The move south each year is quite common among the professionals, but that fact doesn’t mean that it’s easy! When I go I typically take about 12 horses, three people (including myself) and two dogs. I leave behind a fully operational, large barn, which I then have to manage from afar. The key is to have great staff who can act in place of me and as though they were me and I’ve been fortunate enough to find such people. The drive to Aiken is 11 hours and I sometimes have to make the trip three times in the first week we move. I get to see a lot of route 95 and the entertainment it has to offer: Who’s the genius that thought of combining a gentleman’s club AND a breakfast menu?! And who’s the genius who advertises it every 5 miles for 100 miles! Not fun when one of your working students is a 20 year old guy who begs to ‘please let’s just check it out, for life experience’!

One of the things I used to do is spend quite a bit of time bagging out people for losing their accents when they move to a different country, I’m quite conscious of the direction mine is taking. Firstly it turned a little English where I was annunciating and being very correct with my grammar. Then I reverted to my original country Queensland accent. Now I’m somewhere between QLD, NSW (obviously the least desirable of the two), Kiwi (I don’t know how), South African (watched Blood Diamond too many times?), Northern American (how the President speaks) and Southern American (how the Beverley Hill Billies speak). As you can imagine I cop a lot of flack when I’m back in Woodford, Queensland for Christmas!

On the horse front it’s been quite a ride to build a team of horses that are of an International quality and it taken a lot longer than I had planned. I essentially started from scratch canvassing anyone and everyone to let me compete their horses.
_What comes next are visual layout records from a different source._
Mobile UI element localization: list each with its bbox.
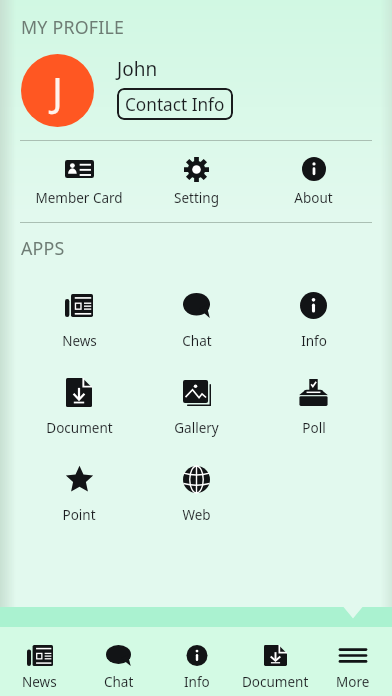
button[interactable]: Profile avatar bbox=[21, 54, 94, 127]
button[interactable]: Gallery bbox=[138, 378, 255, 437]
staticText: Member Card bbox=[35, 189, 123, 207]
staticText: Gallery bbox=[174, 419, 219, 437]
staticText: J bbox=[52, 64, 63, 118]
staticText: Contact Info bbox=[125, 93, 225, 116]
button[interactable]: Chat bbox=[79, 632, 158, 691]
button[interactable]: Setting bbox=[138, 156, 255, 207]
staticText: APPS bbox=[21, 236, 65, 260]
button[interactable]: Document bbox=[236, 632, 314, 691]
staticText: Document bbox=[242, 673, 309, 691]
button[interactable]: Chat bbox=[138, 291, 255, 350]
button[interactable]: About bbox=[255, 156, 372, 207]
button[interactable]: Point bbox=[20, 465, 138, 524]
staticText: MY PROFILE bbox=[21, 15, 125, 39]
staticText: Document bbox=[46, 419, 113, 437]
button[interactable]: Member Card bbox=[20, 156, 138, 207]
staticText: News bbox=[22, 673, 57, 691]
staticText: Info bbox=[301, 332, 327, 350]
button[interactable]: Poll bbox=[255, 378, 372, 437]
button[interactable]: Web bbox=[138, 465, 255, 524]
staticText: Setting bbox=[174, 189, 219, 207]
staticText: Poll bbox=[302, 419, 326, 437]
button[interactable]: News bbox=[0, 632, 79, 691]
staticText: About bbox=[294, 189, 333, 207]
button[interactable]: Info bbox=[158, 632, 236, 691]
staticText: Info bbox=[184, 673, 210, 691]
button[interactable]: News bbox=[20, 291, 138, 350]
button[interactable]: More bbox=[314, 632, 392, 691]
button[interactable]: Info bbox=[255, 291, 372, 350]
staticText: More bbox=[336, 673, 370, 691]
button[interactable]: Contact Info bbox=[117, 88, 233, 120]
staticText: Chat bbox=[182, 332, 212, 350]
button[interactable]: Document bbox=[20, 378, 138, 437]
staticText: Web bbox=[182, 506, 211, 524]
staticText: Point bbox=[62, 506, 96, 524]
staticText: John bbox=[117, 56, 158, 82]
staticText: Chat bbox=[104, 673, 134, 691]
staticText: News bbox=[62, 332, 97, 350]
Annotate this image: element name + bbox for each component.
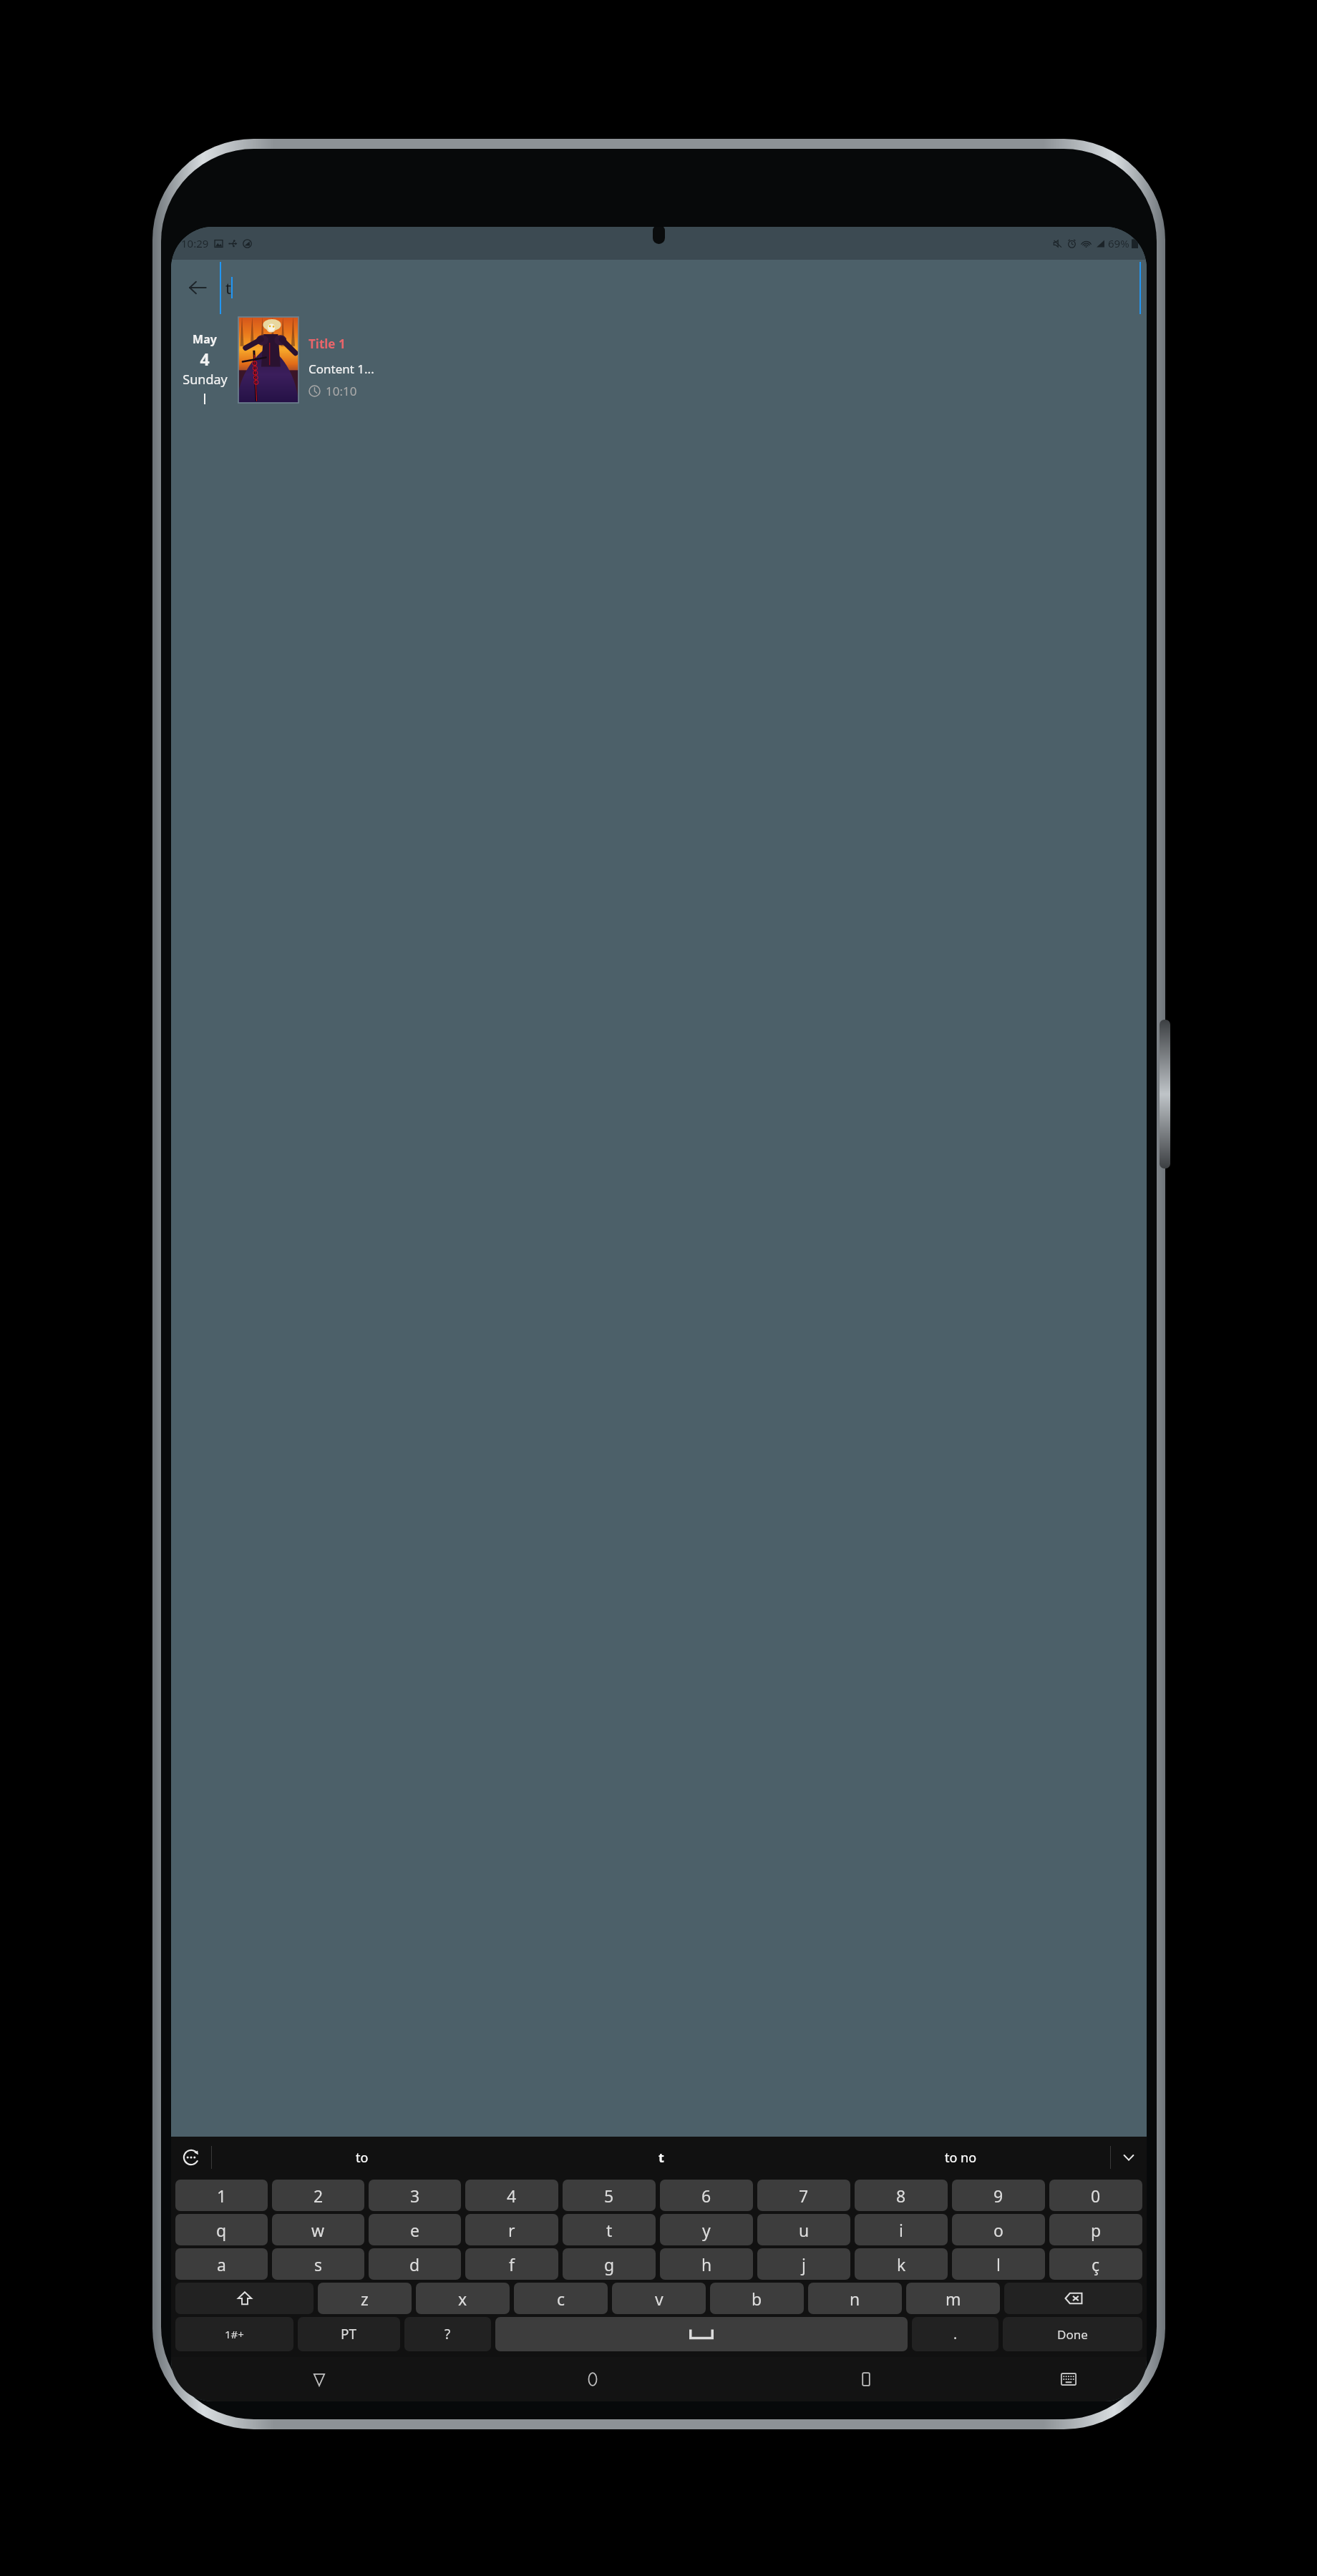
- button[interactable]: ?: [404, 2317, 491, 2351]
- staticText: n: [850, 2288, 860, 2310]
- button[interactable]: c: [514, 2283, 608, 2314]
- button[interactable]: j: [757, 2248, 850, 2280]
- button[interactable]: Emoji: [171, 2137, 211, 2178]
- button[interactable]: Back: [301, 2361, 338, 2398]
- button[interactable]: Collapse keyboard: [1111, 2137, 1147, 2178]
- staticText: w: [311, 2219, 325, 2241]
- staticText: i: [899, 2219, 903, 2241]
- button[interactable]: p: [1049, 2214, 1142, 2245]
- button[interactable]: [238, 317, 298, 403]
- button[interactable]: 8: [855, 2180, 948, 2211]
- button[interactable]: ç: [1049, 2248, 1142, 2280]
- button[interactable]: Backspace: [1004, 2283, 1142, 2314]
- staticText: 4: [200, 348, 210, 370]
- staticText: f: [509, 2253, 515, 2275]
- staticText: 9: [993, 2185, 1003, 2207]
- button[interactable]: 2: [272, 2180, 364, 2211]
- staticText: May: [193, 331, 217, 347]
- staticText: u: [799, 2219, 810, 2241]
- button[interactable]: w: [272, 2214, 364, 2245]
- staticText: 10:29: [181, 236, 209, 250]
- button[interactable]: o: [952, 2214, 1045, 2245]
- staticText: 7: [799, 2185, 809, 2207]
- staticText: 3: [410, 2185, 420, 2207]
- button[interactable]: .: [912, 2317, 998, 2351]
- button[interactable]: b: [710, 2283, 804, 2314]
- button[interactable]: z: [318, 2283, 412, 2314]
- staticText: 10:10: [326, 383, 357, 399]
- staticText: d: [409, 2253, 420, 2275]
- staticText: o: [993, 2219, 1003, 2241]
- button[interactable]: Done: [1003, 2317, 1142, 2351]
- staticText: k: [897, 2253, 906, 2275]
- button[interactable]: Shift: [175, 2283, 314, 2314]
- staticText: 1: [217, 2185, 227, 2207]
- button[interactable]: 0: [1049, 2180, 1142, 2211]
- button[interactable]: 1: [175, 2180, 268, 2211]
- button[interactable]: h: [660, 2248, 753, 2280]
- button[interactable]: Recents: [847, 2361, 885, 2398]
- staticText: x: [458, 2288, 467, 2310]
- staticText: t: [225, 277, 231, 298]
- button[interactable]: 9: [952, 2180, 1045, 2211]
- button[interactable]: Space: [495, 2317, 908, 2351]
- button[interactable]: s: [272, 2248, 364, 2280]
- staticText: q: [216, 2219, 227, 2241]
- staticText: l: [996, 2253, 1001, 2275]
- staticText: e: [410, 2219, 419, 2241]
- button[interactable]: 6: [660, 2180, 753, 2211]
- button[interactable]: 5: [563, 2180, 656, 2211]
- button[interactable]: y: [660, 2214, 753, 2245]
- button[interactable]: d: [369, 2248, 461, 2280]
- button[interactable]: Home: [574, 2361, 611, 2398]
- button[interactable]: Back: [178, 268, 217, 307]
- staticText: 4: [507, 2185, 517, 2207]
- staticText: t: [606, 2219, 613, 2241]
- staticText: c: [557, 2288, 565, 2310]
- button[interactable]: 1#+: [175, 2317, 293, 2351]
- button[interactable]: 4: [465, 2180, 558, 2211]
- staticText: 6: [701, 2185, 711, 2207]
- button[interactable]: x: [416, 2283, 510, 2314]
- staticText: Title 1: [308, 336, 346, 352]
- button[interactable]: r: [465, 2214, 558, 2245]
- staticText: 69%: [1108, 236, 1129, 250]
- button[interactable]: m: [906, 2283, 1000, 2314]
- button[interactable]: 7: [757, 2180, 850, 2211]
- button[interactable]: PT: [298, 2317, 400, 2351]
- staticText: .: [953, 2325, 958, 2343]
- button[interactable]: 3: [369, 2180, 461, 2211]
- staticText: r: [508, 2219, 515, 2241]
- staticText: Content 1...: [308, 361, 374, 377]
- button[interactable]: u: [757, 2214, 850, 2245]
- button[interactable]: l: [952, 2248, 1045, 2280]
- button[interactable]: f: [465, 2248, 558, 2280]
- staticText: 1#+: [225, 2327, 244, 2341]
- staticText: ?: [444, 2325, 451, 2343]
- button[interactable]: k: [855, 2248, 948, 2280]
- button[interactable]: i: [855, 2214, 948, 2245]
- staticText: to: [356, 2149, 369, 2167]
- button[interactable]: v: [612, 2283, 706, 2314]
- staticText: a: [217, 2253, 226, 2275]
- staticText: ç: [1092, 2253, 1100, 2275]
- button[interactable]: e: [369, 2214, 461, 2245]
- button[interactable]: Hide keyboard: [1050, 2361, 1087, 2398]
- button[interactable]: Title 1: [308, 336, 1147, 404]
- button[interactable]: n: [808, 2283, 902, 2314]
- staticText: Done: [1057, 2326, 1088, 2343]
- button[interactable]: q: [175, 2214, 268, 2245]
- button[interactable]: t: [512, 2137, 811, 2178]
- button[interactable]: to: [212, 2137, 512, 2178]
- staticText: h: [701, 2253, 712, 2275]
- button[interactable]: to no: [811, 2137, 1110, 2178]
- button[interactable]: t: [220, 260, 1141, 316]
- button[interactable]: t: [563, 2214, 656, 2245]
- staticText: g: [604, 2253, 615, 2275]
- staticText: v: [655, 2288, 664, 2310]
- staticText: to no: [945, 2149, 977, 2167]
- staticText: 0: [1091, 2185, 1101, 2207]
- staticText: t: [658, 2149, 664, 2167]
- button[interactable]: a: [175, 2248, 268, 2280]
- button[interactable]: g: [563, 2248, 656, 2280]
I was successful at that and now have a loyal group of owners who are very supportive. Along the way I’ve had some experiences that I had never thought possible - the stand out one being a failed eventer by the name of Mario. Mario wasn’t scared of jumping but he was scared of almost everything else, including galloping across a field! Bad news if you’re an eventer! So I started showjumping him in my spare time. Lo and behold next we know we’re competing at Grand Prix! Jumping clear around Grand Prix’s is definitely NOT something I thought I’d be doing!

Anyhow, I look forward to bringing you stories from the U S of A of my many and varied adventures. I hope you find them interesting! I currently have some great top quality horses from Advanced down to the first level, beginner novice so at the moment life is very exciting.